Der BGH hat die eigene Ansicht zu dieser Frage zunächst offengelassen und dem EuGH die Frage vorgelegt, ob ein Regress des Unternehmens in einer solchen Konstellation europarechtswidrig wäre. Der EuGH hatte bereits betont, dass die Mitgliedstaaten sicherstellen müssen, dass die nationalen Wettbewerbsbehörden wirksame, verhältnismäßige und abschreckende Geldbußen gegen Unternehmen verhängen können, wenn diese vorsätzlich oder fahrlässig gegen das Kartellverbot in Art. 101 AEUV verstoßen. Bereits die steuerliche Absetzbarkeit einer Geldbuße sei geeignet, den abschreckenden Effekt erheblich herabzusetzen.
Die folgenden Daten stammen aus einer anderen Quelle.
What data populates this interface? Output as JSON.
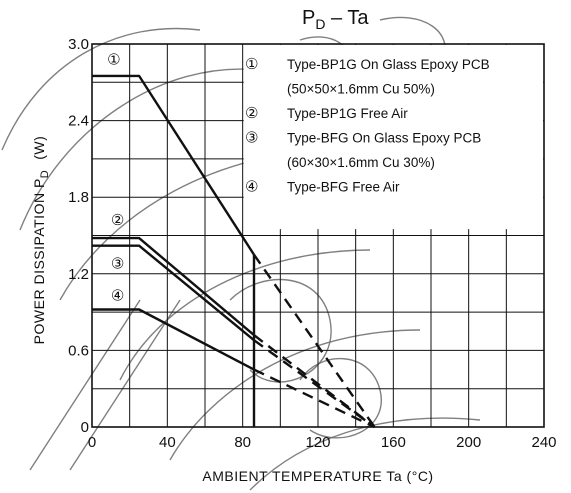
{
  "chart_data": {
    "type": "line",
    "title_main": "P",
    "title_sub": "D",
    "title_rest": " – Ta",
    "xlabel": "AMBIENT TEMPERATURE    Ta    (°C)",
    "ylabel_main": "POWER DISSIPATION  P",
    "ylabel_sub": "D",
    "ylabel_unit": "(W)",
    "xlim": [
      0,
      240
    ],
    "ylim": [
      0,
      3.0
    ],
    "x_ticks": [
      0,
      40,
      80,
      120,
      160,
      200,
      240
    ],
    "y_ticks": [
      0,
      0.6,
      1.2,
      1.8,
      2.4,
      3.0
    ],
    "x_tick_labels": [
      "0",
      "40",
      "80",
      "120",
      "160",
      "200",
      "240"
    ],
    "y_tick_labels": [
      "0",
      "0.6",
      "1.2",
      "1.8",
      "2.4",
      "3.0"
    ],
    "x_grid": [
      20,
      40,
      60,
      80,
      100,
      120,
      140,
      160,
      180,
      200,
      220
    ],
    "y_grid": [
      0.3,
      0.6,
      0.9,
      1.2,
      1.5,
      1.8,
      2.1,
      2.4,
      2.7
    ],
    "grid": true,
    "series": [
      {
        "marker": "①",
        "name": "Type-BP1G On Glass Epoxy PCB",
        "name_line2": "(50×50×1.6mm Cu 50%)",
        "solid": [
          [
            0,
            2.75
          ],
          [
            25,
            2.75
          ],
          [
            86,
            1.35
          ]
        ],
        "dashed": [
          [
            86,
            1.35
          ],
          [
            150,
            0
          ]
        ],
        "vertical": [
          [
            86,
            1.35
          ],
          [
            86,
            0
          ]
        ]
      },
      {
        "marker": "②",
        "name": "Type-BP1G Free Air",
        "name_line2": "",
        "solid": [
          [
            0,
            1.48
          ],
          [
            25,
            1.48
          ],
          [
            86,
            0.72
          ]
        ],
        "dashed": [
          [
            86,
            0.72
          ],
          [
            150,
            0
          ]
        ]
      },
      {
        "marker": "③",
        "name": "Type-BFG On Glass Epoxy PCB",
        "name_line2": "(60×30×1.6mm Cu 30%)",
        "solid": [
          [
            0,
            1.42
          ],
          [
            25,
            1.42
          ],
          [
            86,
            0.68
          ]
        ],
        "dashed": [
          [
            86,
            0.68
          ],
          [
            150,
            0
          ]
        ]
      },
      {
        "marker": "④",
        "name": "Type-BFG Free Air",
        "name_line2": "",
        "solid": [
          [
            0,
            0.92
          ],
          [
            25,
            0.92
          ],
          [
            86,
            0.45
          ]
        ],
        "dashed": [
          [
            86,
            0.45
          ],
          [
            150,
            0
          ]
        ]
      }
    ],
    "curve_markers": [
      {
        "symbol": "①",
        "x": 8,
        "y": 2.88
      },
      {
        "symbol": "②",
        "x": 10,
        "y": 1.62
      },
      {
        "symbol": "③",
        "x": 10,
        "y": 1.28
      },
      {
        "symbol": "④",
        "x": 10,
        "y": 1.03
      }
    ],
    "legend_placement": "top-right"
  }
}
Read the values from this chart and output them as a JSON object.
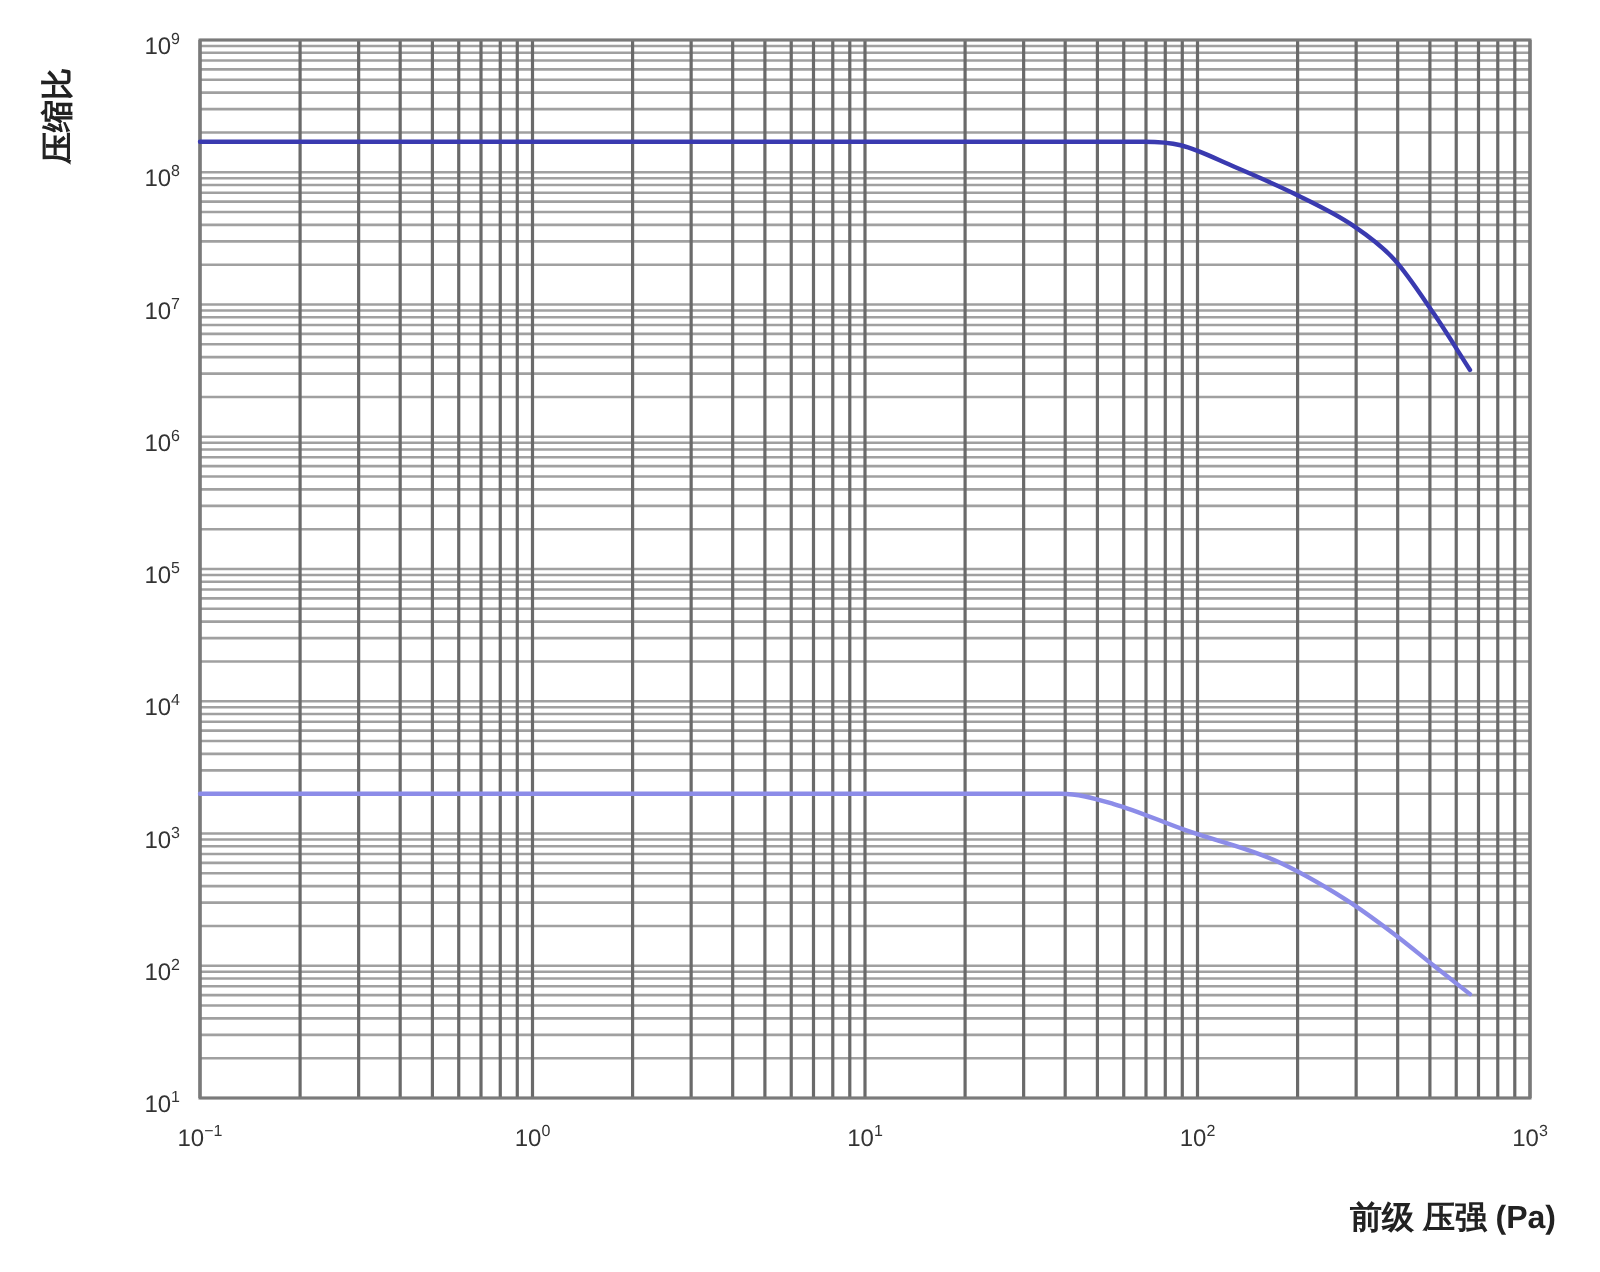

Vor diesem Hintergrund legt der BGH dem EuGH die Frage vor, ob auch die Regressmöglichkeit geeignet ist, den abschreckenden Effekt zu mindern. Bejaht der EuGH dies, könnte schon aus europarechtlichen Gründen eine Auslegung der deutschen Haftungsregeln in § 43 Abs. 2 GmbHG und § 93 Abs. 2 S. 1 AktG dergestalt zwingend sein, dass ein Regress für kartellrechtliche Geldbußen und damit zusammenhängende Aufklärungs- und Rechtsverteidigungskosten nicht zulässig ist.
Praxishinweis
Bußgelder, Aufklärungs- und Rechtsverteidigungskosten in Kartellverfahren erreichen oft hohe Beträge. Von der Entscheidung des EuGH wird es abhängen, ob diese von den Unternehmen oder den handelnden Geschäftsführern getragen werden müssen. Diese Entscheidung des EuGH werden daher nicht nur die betroffenen Unternehmen, sondern auch Geschäftsführer und Vorstandsmitglieder und deren D&O-Versicherer mit Spannung erwarten.